Time-Efficient Training for 3D Unet Model using MONAI Framework  

  By: rezasafdari on July 15, 2024, 10:26 a.m.

Hello there,

I have developed a basic 3D Unet model for Task 1 of this competition utilizing the MONAI framework. In my code, I randomly selected 6 patches of size 96x96x96 for training the model on two L30s Nvidia GPUs. However, training the model is quite time-consuming, taking roughly an hour for each epoch. The situation is even more problematic for 5-fold training. Has anyone else encountered a similar issue? I am open to any suggestions for addressing this problem.
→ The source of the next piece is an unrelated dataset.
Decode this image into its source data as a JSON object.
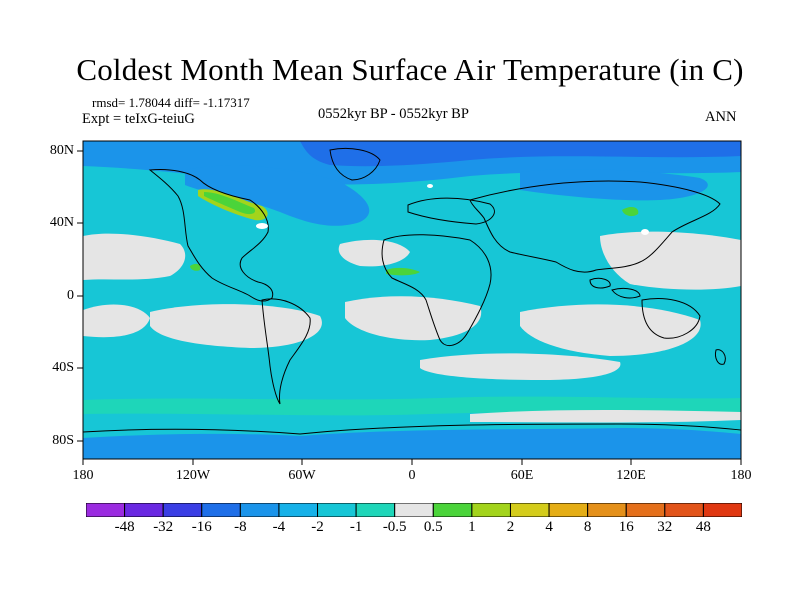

 Last edited by: rezasafdari on July 15, 2024, 12:09 p.m., edited 1 time in total.

Re: Time-Efficient Training for 3D Unet Model using MONAI Framework  

  By: shadab on July 16, 2024, 6 a.m.

Have you tried mixed precision training? And are you distributing your training across the two GPUs you have (via DistributedDataParallel() or something similar)?

Re: Time-Efficient Training for 3D Unet Model using MONAI Framework  

  By: rezasafdari on July 16, 2024, 8:22 a.m.
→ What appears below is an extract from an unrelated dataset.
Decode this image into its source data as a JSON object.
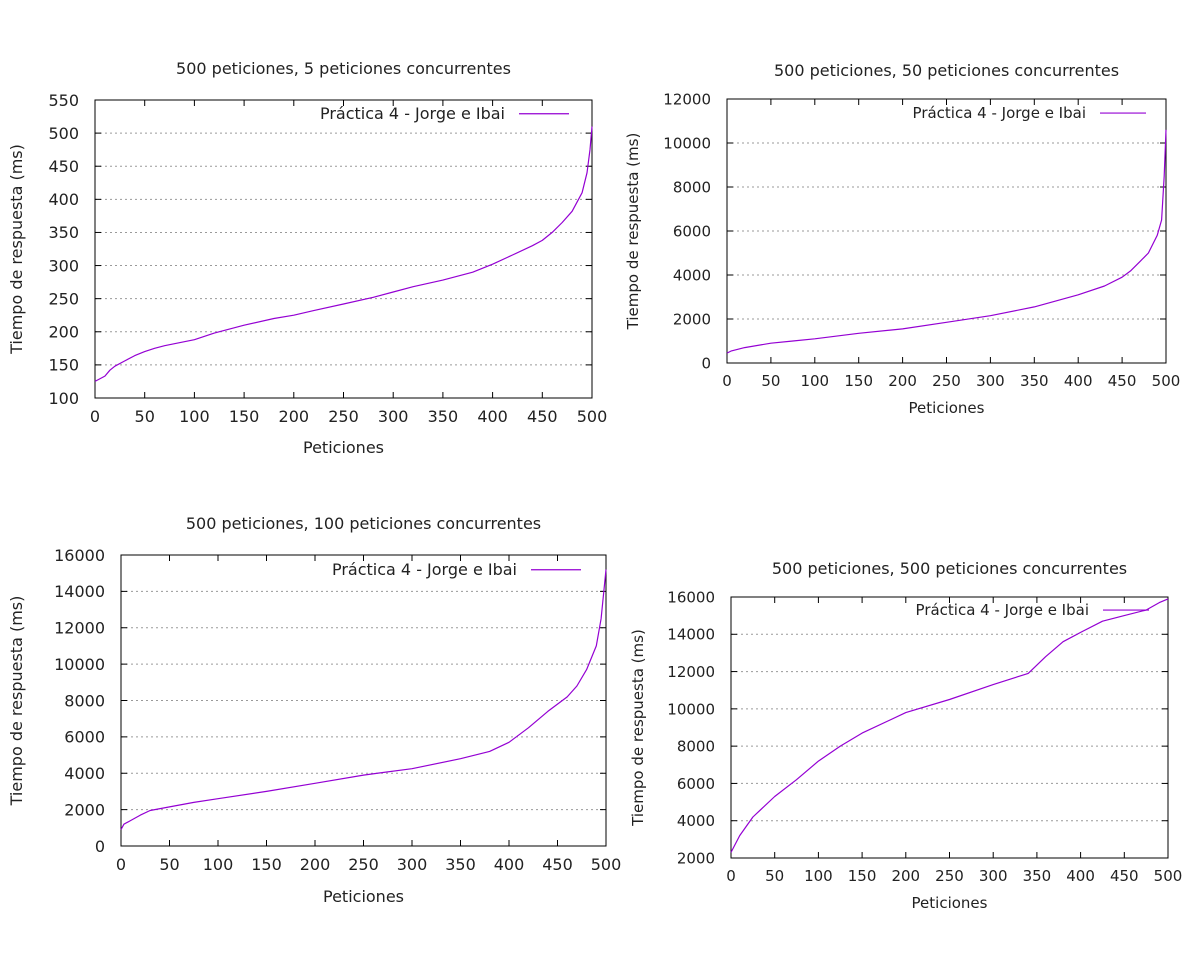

Thanks for replying. Yes, I have employed both mixed precision and distributed training by using the DistributedDataParallel() module.

Re: Time-Efficient Training for 3D Unet Model using MONAI Framework  

  By: jdex on July 19, 2024, 10:06 p.m.

This sounds like a classical data-bottleneck. Have you tried to pre-compute patches? If you have enough disk space you also could save them as an uncompressed file type i.e. *.npy. Sometimes the network can also be a limiting factor. Or your data is located on a slow harddrive. For the datacentric code i also did the sampling and transformations in advance. Best Jakob

Re: Time-Efficient Training for 3D Unet Model using MONAI Framework  

  By: rezasafdari on July 24, 2024, 9:18 a.m.

Hello jdex, Your recommendation proved to be extremely valuable in resolving the data bottleneck problem I encountered. By pre-computing patches and storing them as uncompressed *.npy files, I've noticed a significant improvement in the performance of the training process. I truly appreciate your assistance. Thank you!

 Last edited by: rezasafdari on July 24, 2024, 9:18 a.m., edited 1 time in total.